Foi um processo em que o nosso Primeiro-ministro e a diplomacia portuguesa se envolveram de forma algo inusitada chegando a sugerir que se trataria de uma ‘geringonça europeia’ assente no facto de não se cumprir o princípio pelo qual o partido mais votado nomeia o candidato.
A citada negociação de cavalos descrita pelo Economist três dias apenas depois de serem conhecidos os resultados do escrutínio europeu apontava para um quadro em que a actual Comissária Europeia responsável pela concorrência, Margrethe Vestager – liberal, holandesa – assumiria o lugar de Presidente da Comissão; Dalia Grybauskaitė, a presidente cessante da Lituânia, assumiria o cargo de representante europeia para a política externa, o actual Primeiro-ministro português substituiria Donald Tusk no cargo e Jens Weidmann, presidente do Banco Central alemão desde 2011 e que não tem feito segredo do seu desejo de substituir Mario Draghi nesse cargo.

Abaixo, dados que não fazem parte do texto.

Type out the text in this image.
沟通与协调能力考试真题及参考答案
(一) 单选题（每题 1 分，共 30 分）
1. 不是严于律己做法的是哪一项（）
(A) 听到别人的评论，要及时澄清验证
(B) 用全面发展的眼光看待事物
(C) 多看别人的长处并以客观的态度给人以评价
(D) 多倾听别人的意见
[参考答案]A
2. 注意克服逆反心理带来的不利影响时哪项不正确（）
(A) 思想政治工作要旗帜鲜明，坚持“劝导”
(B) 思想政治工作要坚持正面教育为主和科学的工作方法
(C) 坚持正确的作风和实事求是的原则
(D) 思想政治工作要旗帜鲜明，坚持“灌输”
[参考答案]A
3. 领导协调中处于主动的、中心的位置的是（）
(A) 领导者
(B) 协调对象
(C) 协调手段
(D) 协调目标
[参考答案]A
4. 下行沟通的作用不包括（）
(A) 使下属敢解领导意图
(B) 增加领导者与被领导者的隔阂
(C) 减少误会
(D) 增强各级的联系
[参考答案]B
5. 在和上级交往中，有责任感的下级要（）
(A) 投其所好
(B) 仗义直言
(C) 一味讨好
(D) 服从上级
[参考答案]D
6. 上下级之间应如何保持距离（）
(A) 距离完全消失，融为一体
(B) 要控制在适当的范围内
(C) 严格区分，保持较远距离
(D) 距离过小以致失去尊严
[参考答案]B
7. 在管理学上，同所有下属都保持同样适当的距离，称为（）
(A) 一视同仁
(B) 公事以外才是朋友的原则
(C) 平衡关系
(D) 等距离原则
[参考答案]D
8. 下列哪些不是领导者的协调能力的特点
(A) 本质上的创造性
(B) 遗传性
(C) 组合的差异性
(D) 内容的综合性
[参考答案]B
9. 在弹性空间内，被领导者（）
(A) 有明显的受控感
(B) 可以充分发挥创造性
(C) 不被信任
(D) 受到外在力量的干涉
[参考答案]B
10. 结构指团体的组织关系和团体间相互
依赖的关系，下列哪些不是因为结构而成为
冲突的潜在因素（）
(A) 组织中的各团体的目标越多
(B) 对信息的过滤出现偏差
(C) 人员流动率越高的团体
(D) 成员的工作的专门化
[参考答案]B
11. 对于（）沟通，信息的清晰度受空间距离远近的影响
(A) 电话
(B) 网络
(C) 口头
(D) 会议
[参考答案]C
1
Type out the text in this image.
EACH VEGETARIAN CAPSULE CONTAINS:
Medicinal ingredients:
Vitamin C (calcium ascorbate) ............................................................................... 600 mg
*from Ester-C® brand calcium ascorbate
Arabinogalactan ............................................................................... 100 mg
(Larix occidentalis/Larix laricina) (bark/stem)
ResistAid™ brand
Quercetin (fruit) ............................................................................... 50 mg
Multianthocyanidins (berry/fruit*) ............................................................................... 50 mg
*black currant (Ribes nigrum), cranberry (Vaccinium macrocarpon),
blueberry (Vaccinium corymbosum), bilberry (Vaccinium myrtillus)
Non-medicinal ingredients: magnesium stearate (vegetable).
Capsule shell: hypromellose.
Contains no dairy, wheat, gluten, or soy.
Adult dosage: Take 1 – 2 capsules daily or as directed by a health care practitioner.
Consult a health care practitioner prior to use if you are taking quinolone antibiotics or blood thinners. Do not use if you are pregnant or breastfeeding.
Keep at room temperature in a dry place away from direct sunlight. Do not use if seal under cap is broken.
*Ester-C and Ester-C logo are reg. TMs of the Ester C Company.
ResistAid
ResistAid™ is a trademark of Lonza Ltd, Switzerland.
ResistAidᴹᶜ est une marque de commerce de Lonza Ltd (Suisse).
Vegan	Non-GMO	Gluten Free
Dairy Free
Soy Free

Como o jornal indicava na altura, não era provável que esse quadro negocial fosse o final, mas ele dava indicações claras quanto ao jogo de forças previsível para o futuro.
Dos quatro lugares chave, três correspondiam a movimentos expectáveis, personalidades que tinham assinalado o seu interesse ou disponibilidade para os cargos e cuja nomeação não apresentava qualquer conflito com as posições presentemente ocupadas; a excepção foi António Costa que se espera seja candidato à sua sucessão nas eleições de Outubro.
Os mesmos três têm posições conhecidas na linguagem corrente como neo-liberais, sendo que Weidmann se evidenciou pela sua posição ortodoxa radical, tendo colocado as medidas de flexibilização monetária do Banco Central Europeu em Tribunal.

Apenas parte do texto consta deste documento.